- 42
Jyothi Basu
Description
- Jyothi Basu
- Traveller's Night
- Oil on canvas
- 38 1/2 by 60 1/2 in. (97.7 by 153.7 cm.)
Exhibited
Condition
In response to your inquiry, we are pleased to provide you with a general report of the condition of the property described above. Since we are not professional conservators or restorers, we urge you to consult with a restorer or conservator of your choice who will be better able to provide a detailed, professional report. Prospective buyers should inspect each lot to satisfy themselves as to condition and must understand that any statement made by Sotheby's is merely a subjective qualified opinion.
NOTWITHSTANDING THIS REPORT OR ANY DISCUSSIONS CONCERNING CONDITION OF A LOT, ALL LOTS ARE OFFERED AND SOLD "AS IS" IN ACCORDANCE WITH THE CONDITIONS OF SALE PRINTED IN THE CATALOGUE.
Catalogue Note
Basu masterfully transforms his canvases using colour and form. His landscapes are lush with familiar and exotic forms. Most of his paintings depict night skies with stars shining brightly from above. His worlds are imaginary, and often recall popular science fiction. Alien symbols and structures often pervade his canvases, begging to be decoded and understood. Yet Basu’s canvases are a private world, known only to him. Often futuristic, these hallucinatory paintings make one wonder, is this his vision for our future?

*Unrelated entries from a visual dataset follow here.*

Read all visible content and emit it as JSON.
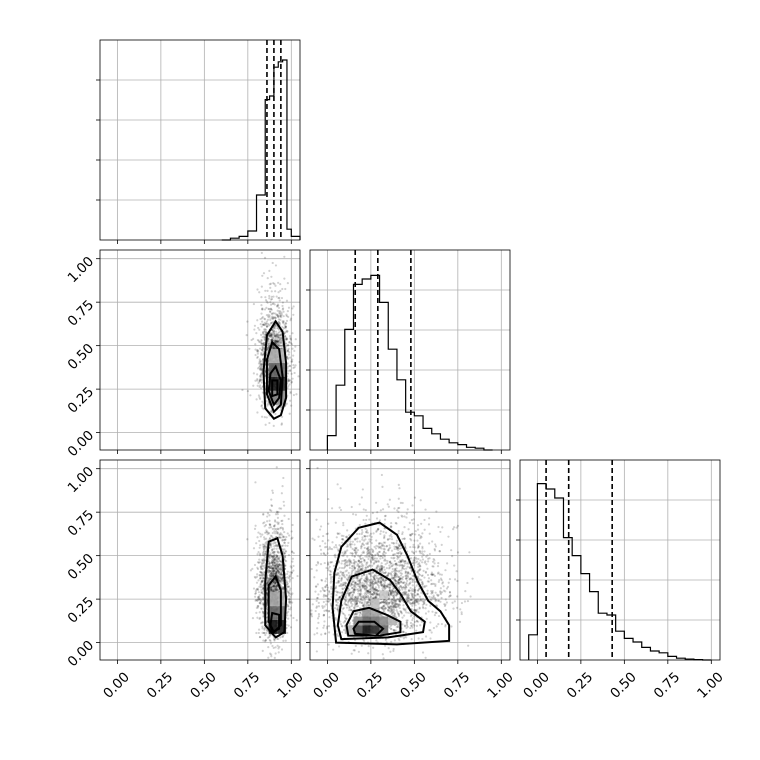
{
  "chart_data": {
    "type": "corner",
    "parameters": 3,
    "axis_range": [
      -0.1,
      1.05
    ],
    "tick_values": [
      0.0,
      0.25,
      0.5,
      0.75,
      1.0
    ],
    "tick_labels": [
      "0.00",
      "0.25",
      "0.50",
      "0.75",
      "1.00"
    ],
    "grid": true,
    "histograms": [
      {
        "param_index": 0,
        "bin_edges": [
          0.6,
          0.65,
          0.7,
          0.75,
          0.8,
          0.85,
          0.875,
          0.9,
          0.925,
          0.95,
          0.975,
          1.0,
          1.05
        ],
        "counts": [
          0,
          0.01,
          0.02,
          0.05,
          0.25,
          0.78,
          0.8,
          0.96,
          0.99,
          1.0,
          0.06,
          0.02
        ],
        "quantiles": [
          0.86,
          0.9,
          0.94
        ]
      },
      {
        "param_index": 1,
        "bin_edges": [
          0.0,
          0.05,
          0.1,
          0.15,
          0.2,
          0.25,
          0.3,
          0.35,
          0.4,
          0.45,
          0.5,
          0.55,
          0.6,
          0.65,
          0.7,
          0.75,
          0.8,
          0.85,
          0.9,
          0.95
        ],
        "counts": [
          0.08,
          0.36,
          0.67,
          0.92,
          0.95,
          0.97,
          0.82,
          0.56,
          0.39,
          0.21,
          0.19,
          0.12,
          0.09,
          0.06,
          0.04,
          0.03,
          0.015,
          0.01,
          0.0
        ],
        "quantiles": [
          0.16,
          0.29,
          0.48
        ]
      },
      {
        "param_index": 2,
        "bin_edges": [
          -0.05,
          0.0,
          0.05,
          0.1,
          0.15,
          0.2,
          0.25,
          0.3,
          0.35,
          0.4,
          0.45,
          0.5,
          0.55,
          0.6,
          0.65,
          0.7,
          0.75,
          0.8,
          0.85,
          0.9,
          0.95,
          1.0
        ],
        "counts": [
          0.14,
          0.98,
          0.95,
          0.9,
          0.68,
          0.58,
          0.48,
          0.38,
          0.26,
          0.25,
          0.16,
          0.12,
          0.1,
          0.07,
          0.05,
          0.04,
          0.02,
          0.01,
          0.005,
          0.002,
          0.0
        ],
        "quantiles": [
          0.05,
          0.18,
          0.43
        ]
      }
    ],
    "joint_panels": [
      {
        "x_param": 0,
        "y_param": 1,
        "scatter": {
          "x_center": 0.9,
          "x_sd": 0.045,
          "y_center": 0.33,
          "y_sd": 0.2,
          "count": 1600
        },
        "density_cells": [
          {
            "x": 0.87,
            "y": 0.24,
            "w": 0.05,
            "h": 0.08,
            "level": 0.9
          },
          {
            "x": 0.92,
            "y": 0.24,
            "w": 0.05,
            "h": 0.08,
            "level": 0.85
          },
          {
            "x": 0.87,
            "y": 0.32,
            "w": 0.05,
            "h": 0.08,
            "level": 0.6
          },
          {
            "x": 0.92,
            "y": 0.32,
            "w": 0.05,
            "h": 0.08,
            "level": 0.55
          },
          {
            "x": 0.87,
            "y": 0.16,
            "w": 0.05,
            "h": 0.08,
            "level": 0.5
          },
          {
            "x": 0.92,
            "y": 0.16,
            "w": 0.05,
            "h": 0.08,
            "level": 0.45
          },
          {
            "x": 0.87,
            "y": 0.4,
            "w": 0.05,
            "h": 0.08,
            "level": 0.3
          },
          {
            "x": 0.92,
            "y": 0.4,
            "w": 0.05,
            "h": 0.08,
            "level": 0.28
          }
        ],
        "contours": [
          [
            [
              0.9,
              0.08
            ],
            [
              0.94,
              0.1
            ],
            [
              0.97,
              0.2
            ],
            [
              0.97,
              0.4
            ],
            [
              0.95,
              0.58
            ],
            [
              0.91,
              0.64
            ],
            [
              0.86,
              0.56
            ],
            [
              0.84,
              0.35
            ],
            [
              0.85,
              0.14
            ],
            [
              0.9,
              0.08
            ]
          ],
          [
            [
              0.9,
              0.12
            ],
            [
              0.94,
              0.16
            ],
            [
              0.95,
              0.32
            ],
            [
              0.93,
              0.48
            ],
            [
              0.89,
              0.52
            ],
            [
              0.86,
              0.42
            ],
            [
              0.86,
              0.22
            ],
            [
              0.9,
              0.12
            ]
          ],
          [
            [
              0.9,
              0.16
            ],
            [
              0.93,
              0.2
            ],
            [
              0.94,
              0.3
            ],
            [
              0.91,
              0.38
            ],
            [
              0.88,
              0.34
            ],
            [
              0.87,
              0.24
            ],
            [
              0.9,
              0.16
            ]
          ],
          [
            [
              0.89,
              0.21
            ],
            [
              0.92,
              0.22
            ],
            [
              0.92,
              0.3
            ],
            [
              0.89,
              0.3
            ],
            [
              0.89,
              0.21
            ]
          ]
        ]
      },
      {
        "x_param": 0,
        "y_param": 2,
        "scatter": {
          "x_center": 0.9,
          "x_sd": 0.045,
          "y_center": 0.22,
          "y_sd": 0.22,
          "count": 1600
        },
        "density_cells": [
          {
            "x": 0.87,
            "y": 0.05,
            "w": 0.05,
            "h": 0.08,
            "level": 0.95
          },
          {
            "x": 0.92,
            "y": 0.05,
            "w": 0.05,
            "h": 0.08,
            "level": 0.9
          },
          {
            "x": 0.87,
            "y": 0.13,
            "w": 0.05,
            "h": 0.08,
            "level": 0.6
          },
          {
            "x": 0.92,
            "y": 0.13,
            "w": 0.05,
            "h": 0.08,
            "level": 0.55
          },
          {
            "x": 0.87,
            "y": 0.21,
            "w": 0.05,
            "h": 0.08,
            "level": 0.35
          },
          {
            "x": 0.92,
            "y": 0.21,
            "w": 0.05,
            "h": 0.08,
            "level": 0.3
          }
        ],
        "contours": [
          [
            [
              0.91,
              0.03
            ],
            [
              0.96,
              0.06
            ],
            [
              0.97,
              0.25
            ],
            [
              0.95,
              0.5
            ],
            [
              0.92,
              0.6
            ],
            [
              0.87,
              0.58
            ],
            [
              0.85,
              0.35
            ],
            [
              0.85,
              0.1
            ],
            [
              0.91,
              0.03
            ]
          ],
          [
            [
              0.9,
              0.06
            ],
            [
              0.94,
              0.1
            ],
            [
              0.94,
              0.3
            ],
            [
              0.91,
              0.38
            ],
            [
              0.87,
              0.33
            ],
            [
              0.87,
              0.12
            ],
            [
              0.9,
              0.06
            ]
          ],
          [
            [
              0.89,
              0.06
            ],
            [
              0.93,
              0.08
            ],
            [
              0.93,
              0.16
            ],
            [
              0.89,
              0.17
            ],
            [
              0.88,
              0.1
            ],
            [
              0.89,
              0.06
            ]
          ]
        ]
      },
      {
        "x_param": 1,
        "y_param": 2,
        "scatter": {
          "x_center": 0.3,
          "x_sd": 0.18,
          "y_center": 0.22,
          "y_sd": 0.22,
          "count": 2600
        },
        "density_cells": [
          {
            "x": 0.2,
            "y": 0.05,
            "w": 0.05,
            "h": 0.05,
            "level": 0.95
          },
          {
            "x": 0.25,
            "y": 0.05,
            "w": 0.05,
            "h": 0.05,
            "level": 0.85
          },
          {
            "x": 0.15,
            "y": 0.05,
            "w": 0.05,
            "h": 0.05,
            "level": 0.7
          },
          {
            "x": 0.3,
            "y": 0.05,
            "w": 0.05,
            "h": 0.05,
            "level": 0.6
          },
          {
            "x": 0.2,
            "y": 0.1,
            "w": 0.05,
            "h": 0.05,
            "level": 0.6
          },
          {
            "x": 0.25,
            "y": 0.1,
            "w": 0.05,
            "h": 0.05,
            "level": 0.55
          },
          {
            "x": 0.15,
            "y": 0.1,
            "w": 0.05,
            "h": 0.05,
            "level": 0.45
          },
          {
            "x": 0.3,
            "y": 0.1,
            "w": 0.05,
            "h": 0.05,
            "level": 0.45
          },
          {
            "x": 0.2,
            "y": 0.15,
            "w": 0.05,
            "h": 0.05,
            "level": 0.4
          },
          {
            "x": 0.25,
            "y": 0.15,
            "w": 0.05,
            "h": 0.05,
            "level": 0.35
          },
          {
            "x": 0.35,
            "y": 0.1,
            "w": 0.05,
            "h": 0.05,
            "level": 0.3
          },
          {
            "x": 0.1,
            "y": 0.05,
            "w": 0.05,
            "h": 0.05,
            "level": 0.3
          },
          {
            "x": 0.25,
            "y": 0.2,
            "w": 0.05,
            "h": 0.05,
            "level": 0.25
          },
          {
            "x": 0.3,
            "y": 0.25,
            "w": 0.05,
            "h": 0.05,
            "level": 0.2
          }
        ],
        "contours": [
          [
            [
              0.05,
              0.0
            ],
            [
              0.4,
              -0.01
            ],
            [
              0.7,
              0.01
            ],
            [
              0.7,
              0.1
            ],
            [
              0.65,
              0.18
            ],
            [
              0.58,
              0.24
            ],
            [
              0.52,
              0.35
            ],
            [
              0.46,
              0.5
            ],
            [
              0.4,
              0.62
            ],
            [
              0.3,
              0.69
            ],
            [
              0.18,
              0.66
            ],
            [
              0.08,
              0.55
            ],
            [
              0.04,
              0.4
            ],
            [
              0.03,
              0.2
            ],
            [
              0.05,
              0.0
            ]
          ],
          [
            [
              0.08,
              0.02
            ],
            [
              0.35,
              0.03
            ],
            [
              0.55,
              0.06
            ],
            [
              0.56,
              0.12
            ],
            [
              0.48,
              0.18
            ],
            [
              0.42,
              0.28
            ],
            [
              0.36,
              0.36
            ],
            [
              0.26,
              0.42
            ],
            [
              0.14,
              0.38
            ],
            [
              0.08,
              0.24
            ],
            [
              0.06,
              0.1
            ],
            [
              0.08,
              0.02
            ]
          ],
          [
            [
              0.12,
              0.04
            ],
            [
              0.3,
              0.04
            ],
            [
              0.42,
              0.06
            ],
            [
              0.42,
              0.12
            ],
            [
              0.34,
              0.16
            ],
            [
              0.24,
              0.2
            ],
            [
              0.15,
              0.18
            ],
            [
              0.11,
              0.1
            ],
            [
              0.12,
              0.04
            ]
          ],
          [
            [
              0.16,
              0.05
            ],
            [
              0.28,
              0.04
            ],
            [
              0.32,
              0.08
            ],
            [
              0.27,
              0.12
            ],
            [
              0.18,
              0.12
            ],
            [
              0.15,
              0.08
            ],
            [
              0.16,
              0.05
            ]
          ]
        ]
      }
    ]
  }
}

In Traveller's Night, 2002, a vast metascape recedes into the background and the viewer is confronted with unfamiliar and strange circular structures. Vegetation grows from every available surface including the crevices on the edifice on the right. The flowers, greenery, squared fields, verdant hills and stagnant water-body, are reminiscent of the South Indian landscape where Basu grew up. Combining elements of the present with a visionary future, he is situating the viewer into a universe of his own creation; a wonderful and unknown land.
‘More recently, Jyothi Basu’s paintings have accomplished a secondary collapsing of poles. His art has always been deeply influenced by his home state of Kerala, with its dense palm tree jungles and aquatic horizons where back-water canals meet the sea. After a few years of living in the megalopolis of Bombay, Jyothi Basu has imbibed in the language of forms and patterns of chaos endemic to the city to come up with yet another synthesis of opposites, now the urban and the rural. Both are grist for his mill that pictures vegetation as an electronic grid, roadways as jungle vines, trees as concrete towers, and night skies as syncopated lighting, Jyothi Basu’s other-worldly landscapes are built of architectonic ciphers that mimic the forms of both nature (plants, animals, spores) and culture (writing, figuration, decoration).’ (Peter Nagy, Love’s Lunar Digit: The Psychotropic Cosmos of Jyothi Basu cited in Horn Please: Narratives in Contemporary Indian Art, Bern, 2008, p. 218).